BDDPlan is my attempt at planning by means of BDDs (Binary Decision Diagrams). You can read in the technical report hoelldobler:stoerr:00d as well as in hoelldobler:stoerr:00c, stoerr:thielscher:00 and stoerr:2003 about the theoretical background. A short general description is in stoerr:01.

The basic idea is to map a planning problem represented as an entailment problem in the fluent calculus, which is a way to specify action and change problems in first order logic, to propositional logic in a way that a plan, if one exists, can be reconstructed from models of the propositional formulae. In contrast to existing planning algorithms like SATPLAN, which map each planning problem to one large SAT-problem whose solutions represent possible plans, is that a series of propositional formulae is generated, which represent the set of reachable states after the execution of n actions successively. These formulae are represented by BDDs and are recursively calculated by means of BDDs. The process is repeated, until the set of goal states is met.

The good points about this kind algorithm are: * It always finds a shortest plan. There is no polynomial length restriction of the plans found, as in SATPLAN. * If there is no plan then it is able to prove there isn't one. * It is able to reuse its results to generate many solutions for the planning problem or a subset of its results for planning problems with different initial state but equal transition relation.

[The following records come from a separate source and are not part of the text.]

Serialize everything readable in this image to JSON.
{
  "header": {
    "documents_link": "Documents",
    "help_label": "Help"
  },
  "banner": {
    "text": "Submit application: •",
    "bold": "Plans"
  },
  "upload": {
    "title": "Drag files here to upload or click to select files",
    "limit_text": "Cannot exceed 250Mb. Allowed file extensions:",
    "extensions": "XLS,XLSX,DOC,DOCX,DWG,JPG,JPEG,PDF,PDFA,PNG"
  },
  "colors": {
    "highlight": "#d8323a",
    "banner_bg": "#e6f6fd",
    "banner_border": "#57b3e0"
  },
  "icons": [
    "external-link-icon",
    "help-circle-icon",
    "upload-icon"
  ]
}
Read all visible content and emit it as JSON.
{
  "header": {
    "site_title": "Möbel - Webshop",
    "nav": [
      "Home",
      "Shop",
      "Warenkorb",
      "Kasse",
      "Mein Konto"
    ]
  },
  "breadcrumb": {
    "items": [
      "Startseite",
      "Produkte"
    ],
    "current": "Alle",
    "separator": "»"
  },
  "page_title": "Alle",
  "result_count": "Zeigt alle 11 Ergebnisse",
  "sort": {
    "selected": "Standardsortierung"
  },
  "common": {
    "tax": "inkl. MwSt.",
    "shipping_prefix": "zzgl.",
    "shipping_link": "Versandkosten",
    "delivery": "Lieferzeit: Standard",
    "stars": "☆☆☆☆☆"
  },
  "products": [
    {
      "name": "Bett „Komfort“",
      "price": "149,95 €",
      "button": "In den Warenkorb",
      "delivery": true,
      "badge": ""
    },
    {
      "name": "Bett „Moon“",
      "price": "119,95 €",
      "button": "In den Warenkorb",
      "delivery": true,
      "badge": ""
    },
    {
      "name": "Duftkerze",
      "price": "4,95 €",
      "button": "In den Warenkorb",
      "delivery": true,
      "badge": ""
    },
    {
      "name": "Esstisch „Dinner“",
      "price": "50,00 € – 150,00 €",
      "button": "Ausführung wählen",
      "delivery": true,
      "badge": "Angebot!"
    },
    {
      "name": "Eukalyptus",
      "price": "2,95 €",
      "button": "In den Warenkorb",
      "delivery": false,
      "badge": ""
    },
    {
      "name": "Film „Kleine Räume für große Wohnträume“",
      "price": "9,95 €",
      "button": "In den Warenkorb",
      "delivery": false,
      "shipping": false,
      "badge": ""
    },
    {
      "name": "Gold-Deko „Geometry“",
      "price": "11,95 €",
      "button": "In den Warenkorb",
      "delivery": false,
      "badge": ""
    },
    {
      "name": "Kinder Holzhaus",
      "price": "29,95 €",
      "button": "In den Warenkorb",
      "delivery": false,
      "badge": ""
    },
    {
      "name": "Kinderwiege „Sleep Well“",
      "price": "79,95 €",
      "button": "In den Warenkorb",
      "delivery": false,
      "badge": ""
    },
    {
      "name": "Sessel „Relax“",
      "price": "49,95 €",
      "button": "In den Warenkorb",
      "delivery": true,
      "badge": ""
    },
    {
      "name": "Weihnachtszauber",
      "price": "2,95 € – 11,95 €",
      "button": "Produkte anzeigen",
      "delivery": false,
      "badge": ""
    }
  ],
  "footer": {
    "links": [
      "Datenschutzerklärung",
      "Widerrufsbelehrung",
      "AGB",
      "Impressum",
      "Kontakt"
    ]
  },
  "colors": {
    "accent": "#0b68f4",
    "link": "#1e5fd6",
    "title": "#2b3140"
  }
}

Of course, the above points hold only iff the computational ressources are sufficient. This is exactly the weak point: BDDs are prone to get very large. In the worst case they are exponential in the number of (ground instances of) fluents in the problem. The algorithm performs a symbolic breadth first search in the reachability tree of the planning problem. Thus, the represented sets can get very complex and large. The search is implicite, though, i.e. the states searched are never explicitly enumerated, but are represented as BDDs, which are often very small in comparison to the represented set. This is the basic hope behind using the idea: in practical problems the BDDs should often be small enough to solve the problem, even though the search space is extremely large.

Furthermore, I think BDDs lead to an very interesting way to think about problems: you don't think with clauses and formulas and stuff, but boolean functions.

Some technical trivia: BDDPlan is written in C++ (which I wanted to improve my knowledge of), making extensive use of the standard template library (which I wanted to learn about) and relies on the BDD library CAL for which I have written an objectoriented interface. As input language for planning problems I use the ADL-subset of PDDL (the Planning Domain Definition Language).